Investment Strategist & Portfolio Manager break down results from key sector, diverge on predictions of a future Canadian recession

Last week might have left advisors a bit conflicted about the state of the Canadian economy, its resilience in the face of tariffs, and the likelihood of a fall into recession. On the one hand, bank earnings offered a glimmer of hope. Not only did all six of the big banks beat earnings expectations, they noted lower loan loss provisions than analysts had predicted, which appears to highlight the resilience of Canadian borrowers in the face of US tariffs. At the end of the week, however, Statistics Canada revealed Q2 GDP growth numbers, noting an annualized drop of 1.6 per cent largely on the back of tariff-driven hits to exports.
Michael Archibald, VP & Portfolio Manager at AGF Investments, is constructive on Canadian financials and sees last week’s earnings reports as a sign of both the promise of that sector and the underlying resilience of the Canadian economy in the face of tariffs. BeiChen Lin, Senior Investment Strategist and Head of Canadian Strategy at Russell Investments, is more neutral on Canadian financials and offers a view that Canada is more likely to head into a recession, citing both Q2 GDP numbers and a potential underlying reason for the lower loan loss provisions that is less about resilience.
“I wouldn't necessarily interpret the lower provision as necessarily being indicative of the macro picture getting better. Rather, I think this is a story of banks becoming more prudent,” Lin says. “It's the bank's pivot to focusing more on higher quality loans and higher quality borrowers, that's enabled them to be able to weather this economic this period of economic difficulty better than people were expecting, rather than necessarily the macro headwinds coming off.”
Lin cites the Bank of Canada’s quarterly senior loan officer survey, which has seen the non-interest rate component of lending conditions tightening for several consecutive quarters. Banks have been surveying the Canadian economy closely and have elected to tighten their lending standards to protect against loan losses from tariff impacted businesses.
Rusell Investments’ view, according to Lin, is that Canada is now at high risk of a recession due to tariffs. Despite that likely cyclical impact on Canadian financials, Lin remains neutral on the sector because of that aforementioned tightening of lending standards. He argues that the banks are already preparing for a recession, with the big six banks maintaining capital requirements above OSFI minimums. That preparation should, in turn, mitigate some of the headwinds that these banks might face if Canada does fall into a recession.
For Michael Archibald, however, the bank earnings as well as some underlying data in the Q2 GDP print speak to greater resilience in the Canadian economy and better future prospects for Canadian banks.
“My sense from talking to companies within the financial sector and across the Canadian landscape, is that they are still managing to run their businesses and preserve margins,” Archibald says. “Despite what we're seeing with respect to tariffs they haven't had to really significantly raise prices. The Canadian consumer, at least, from the data that we look at, is still in a relatively decent position.”

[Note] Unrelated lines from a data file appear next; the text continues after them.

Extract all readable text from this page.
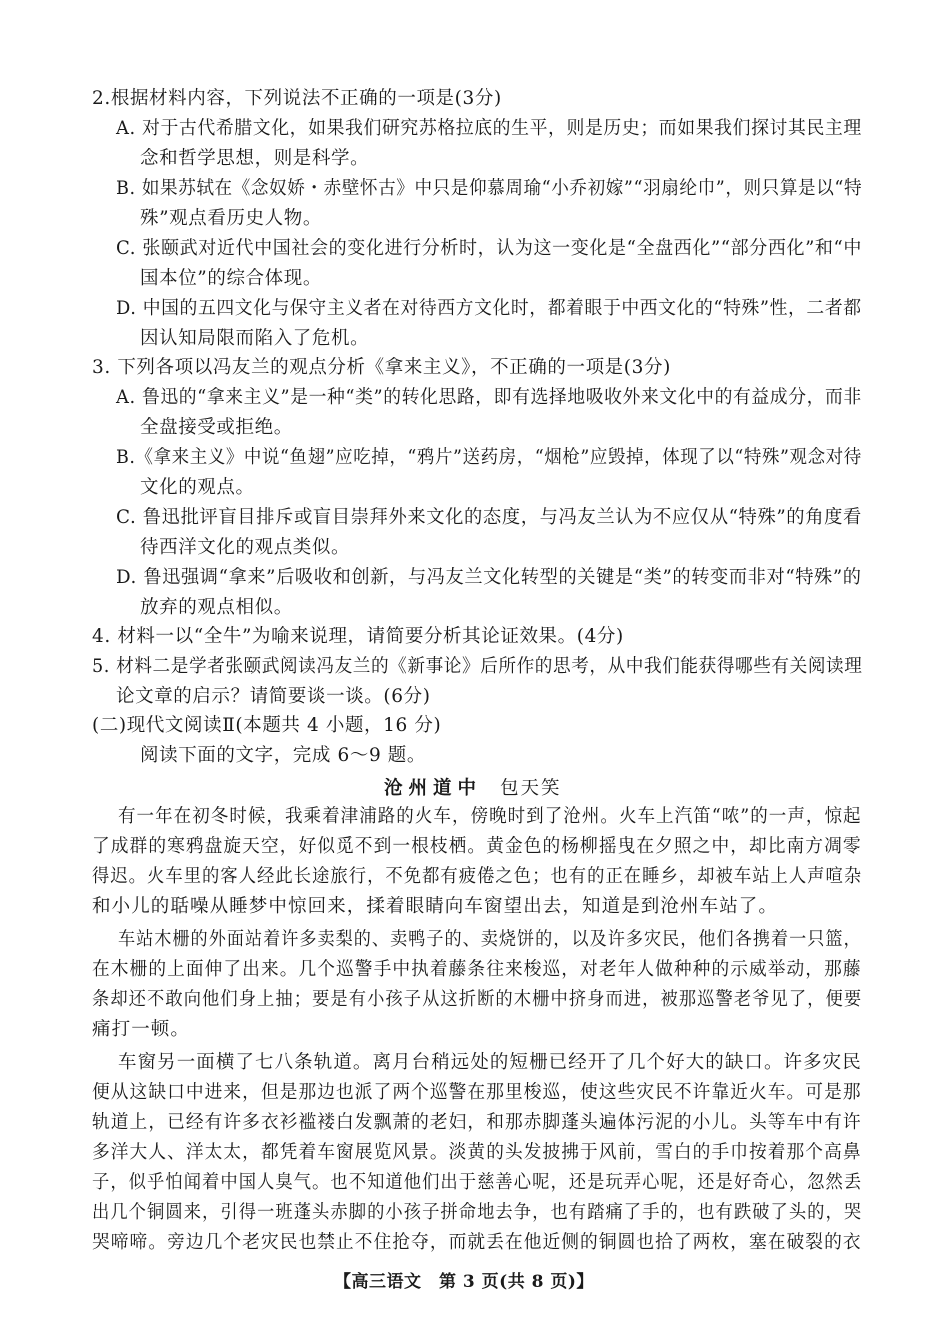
2.根据材料内容，下列说法不正确的一项是(3分)
A. 对于古代希腊文化，如果我们研究苏格拉底的生平，则是历史；而如果我们探讨其民主理
念和哲学思想，则是科学。
B. 如果苏轼在《念奴娇・赤壁怀古》中只是仰慕周瑜“小乔初嫁”“羽扇纶巾”，则只算是以“特
殊”观点看历史人物。
C. 张颐武对近代中国社会的变化进行分析时，认为这一变化是“全盘西化”“部分西化”和“中
国本位”的综合体现。
D. 中国的五四文化与保守主义者在对待西方文化时，都着眼于中西文化的“特殊”性，二者都
因认知局限而陷入了危机。
3. 下列各项以冯友兰的观点分析《拿来主义》，不正确的一项是(3分)
A. 鲁迅的“拿来主义”是一种“类”的转化思路，即有选择地吸收外来文化中的有益成分，而非
全盘接受或拒绝。
B.《拿来主义》中说“鱼翅”应吃掉，“鸦片”送药房，“烟枪”应毁掉，体现了以“特殊”观念对待
文化的观点。
C. 鲁迅批评盲目排斥或盲目崇拜外来文化的态度，与冯友兰认为不应仅从“特殊”的角度看
待西洋文化的观点类似。
D. 鲁迅强调“拿来”后吸收和创新，与冯友兰文化转型的关键是“类”的转变而非对“特殊”的
放弃的观点相似。
4. 材料一以“全牛”为喻来说理，请简要分析其论证效果。(4分)
5. 材料二是学者张颐武阅读冯友兰的《新事论》后所作的思考，从中我们能获得哪些有关阅读理
论文章的启示？请简要谈一谈。(6分)
(二)现代文阅读Ⅱ(本题共 4 小题，16 分)
阅读下面的文字，完成 6～9 题。
沧州道中 包天笑
有一年在初冬时候，我乘着津浦路的火车，傍晚时到了沧州。火车上汽笛“哝”的一声，惊起
了成群的寒鸦盘旋天空，好似觅不到一根枝栖。黄金色的杨柳摇曳在夕照之中，却比南方凋零
得迟。火车里的客人经此长途旅行，不免都有疲倦之色；也有的正在睡乡，却被车站上人声喧杂
和小儿的聒噪从睡梦中惊回来，揉着眼睛向车窗望出去，知道是到沧州车站了。
车站木栅的外面站着许多卖梨的、卖鸭子的、卖烧饼的，以及许多灾民，他们各携着一只篮，
在木栅的上面伸了出来。几个巡警手中执着藤条往来梭巡，对老年人做种种的示威举动，那藤
条却还不敢向他们身上抽；要是有小孩子从这折断的木栅中挤身而进，被那巡警老爷见了，便要
痛打一顿。
车窗另一面横了七八条轨道。离月台稍远处的短栅已经开了几个好大的缺口。许多灾民
便从这缺口中进来，但是那边也派了两个巡警在那里梭巡，使这些灾民不许靠近火车。可是那
轨道上，已经有许多衣衫褴褛白发飘萧的老妇，和那赤脚蓬头遍体污泥的小儿。头等车中有许
多洋大人、洋太太，都凭着车窗展览风景。淡黄的头发披拂于风前，雪白的手巾按着那个高鼻
子，似乎怕闻着中国人臭气。也不知道他们出于慈善心呢，还是玩弄心呢，还是好奇心，忽然丢
出几个铜圆来，引得一班蓬头赤脚的小孩子拼命地去争，也有踏痛了手的，也有跌破了头的，哭
哭啼啼。旁边几个老灾民也禁止不住抢夺，而就丢在他近侧的铜圆也拾了两枚，塞在破裂的衣
【高三语文　第 3 页(共 8 页)】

Archibald’s view of consumer resilience was backed up by the Q2 GDP numbers, which saw household spending increase 1.1 per cent across those three months, up from a 0.1 per cent increase in Q1. He acknowledges that tighter lending standards may play a role in the banks’ lower loan loss provisions, but argues that is both a positive for the banks and is one of several factors which include unexpected resilience in the Canadian economy.
Overall earnings increases, across Canadian companies, also speak to a more resilient Canadian economy according to Archibald. He notes that when earnings grow at the rates they have, a recession in the underlying economy becomes quite unlikely. Lin, for his part, acknowledges that earnings growth but notes that many if not most of the largest companies on the TSX earn around half their revenues overseas.
Looking specifically at the banks, this latest round of earnings has Archibald quite constructive on the big six within the wider financials sector. Up until recently, he notes, the lifecos were considered more attractive against concerns around the banks’ loan loss provisions. Now, he argues that has reversed and the overall growth potential of these companies should be viewed favourably, especially as they’re trading below long-term PE averages.
Despite disagreement on the likelihood of a Canadian recession and resilience in the face of tariffs, both Lin and Archibald stressed a message of discipline and long-term positioning that they believe advisors and their clients should adhere to.
“Emphasize having a long-term orientation and staying disciplined,” Lin says. “There are going to be times when sometimes the news headlines might seem a little bit scarier than normal, but it's amidst those periods of volatility that I think advisors can sometimes find the best pockets of opportunity.”
“We think that you're going to get paid better to be optimistic than pessimistic over the next 24 months,” Archibald says. “The tariff situation was scary, and the market reflected that. But we've we had almost a 20% down move in a very short window of time and the economy has not gone into recession. And a recession is not our base case on a go forward basis. If that's your view, then I think you still want to continue to have an allocation into financials, and into the Canadian economy.”